Despite these efforts, workforce retention is still an issue. While proximity to Boston has fueled early growth, Hechavarria believes the state’s relatively unknown life sciences industry makes it a challenge to keep new talent. New Hampshire has also seen the cost of living continue to rise, with mortgage costs doubling since 2015 for a median-priced single family home. Hechavarria has acknowledged this as a problem and said NHLS is a supporting organization in the Business and Industry Association’s Housing Supply Coalition, which aims to address housing affordability in the state.

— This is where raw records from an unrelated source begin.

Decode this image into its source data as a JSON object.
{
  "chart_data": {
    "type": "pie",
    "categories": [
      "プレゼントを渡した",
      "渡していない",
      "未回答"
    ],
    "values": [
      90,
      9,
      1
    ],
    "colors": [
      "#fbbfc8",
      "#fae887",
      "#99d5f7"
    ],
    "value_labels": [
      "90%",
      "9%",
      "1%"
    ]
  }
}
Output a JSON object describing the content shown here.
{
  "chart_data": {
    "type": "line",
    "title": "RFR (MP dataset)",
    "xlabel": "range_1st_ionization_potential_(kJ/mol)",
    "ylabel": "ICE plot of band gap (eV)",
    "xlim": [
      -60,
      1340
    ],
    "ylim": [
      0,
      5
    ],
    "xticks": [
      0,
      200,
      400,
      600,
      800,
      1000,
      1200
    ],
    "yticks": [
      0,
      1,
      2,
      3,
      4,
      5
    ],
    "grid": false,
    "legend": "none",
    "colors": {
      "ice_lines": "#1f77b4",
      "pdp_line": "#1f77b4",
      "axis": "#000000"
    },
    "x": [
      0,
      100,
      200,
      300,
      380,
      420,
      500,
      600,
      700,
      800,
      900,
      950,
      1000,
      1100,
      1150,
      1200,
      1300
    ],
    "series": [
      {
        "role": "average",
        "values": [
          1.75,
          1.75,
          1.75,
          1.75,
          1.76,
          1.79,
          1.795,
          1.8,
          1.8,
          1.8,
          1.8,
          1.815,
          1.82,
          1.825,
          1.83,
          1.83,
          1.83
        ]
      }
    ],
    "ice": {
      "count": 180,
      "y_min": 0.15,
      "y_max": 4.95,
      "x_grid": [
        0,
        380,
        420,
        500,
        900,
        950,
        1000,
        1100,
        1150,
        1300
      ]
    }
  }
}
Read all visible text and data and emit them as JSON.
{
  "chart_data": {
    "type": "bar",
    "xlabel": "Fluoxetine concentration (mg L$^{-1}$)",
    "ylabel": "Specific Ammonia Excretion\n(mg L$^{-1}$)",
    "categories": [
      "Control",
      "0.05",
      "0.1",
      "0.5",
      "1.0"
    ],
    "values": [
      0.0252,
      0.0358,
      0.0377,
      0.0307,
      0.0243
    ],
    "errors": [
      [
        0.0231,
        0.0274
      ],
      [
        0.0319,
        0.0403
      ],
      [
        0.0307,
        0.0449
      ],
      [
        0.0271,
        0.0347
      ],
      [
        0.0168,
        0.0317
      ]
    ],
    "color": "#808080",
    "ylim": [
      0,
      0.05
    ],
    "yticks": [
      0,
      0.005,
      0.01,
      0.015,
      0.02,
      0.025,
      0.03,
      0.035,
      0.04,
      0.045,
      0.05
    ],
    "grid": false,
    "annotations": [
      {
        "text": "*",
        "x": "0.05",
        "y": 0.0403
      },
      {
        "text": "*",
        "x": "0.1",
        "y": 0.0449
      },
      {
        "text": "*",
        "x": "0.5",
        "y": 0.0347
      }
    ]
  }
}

“I think those types of issues are really going to be important, and ones that we have to solve as a state to continue to develop our workforce across sectors, not just life sciences,” she said.
Meanwhile, Hechavarria hopes that,, with the newfound collaboration in the industry through NHLS, there continues to be an organized, concerted effort to keep the industry thriving.
“We have a real opportunity to excel and make New Hampshire a great destination for companies small and large,” she said.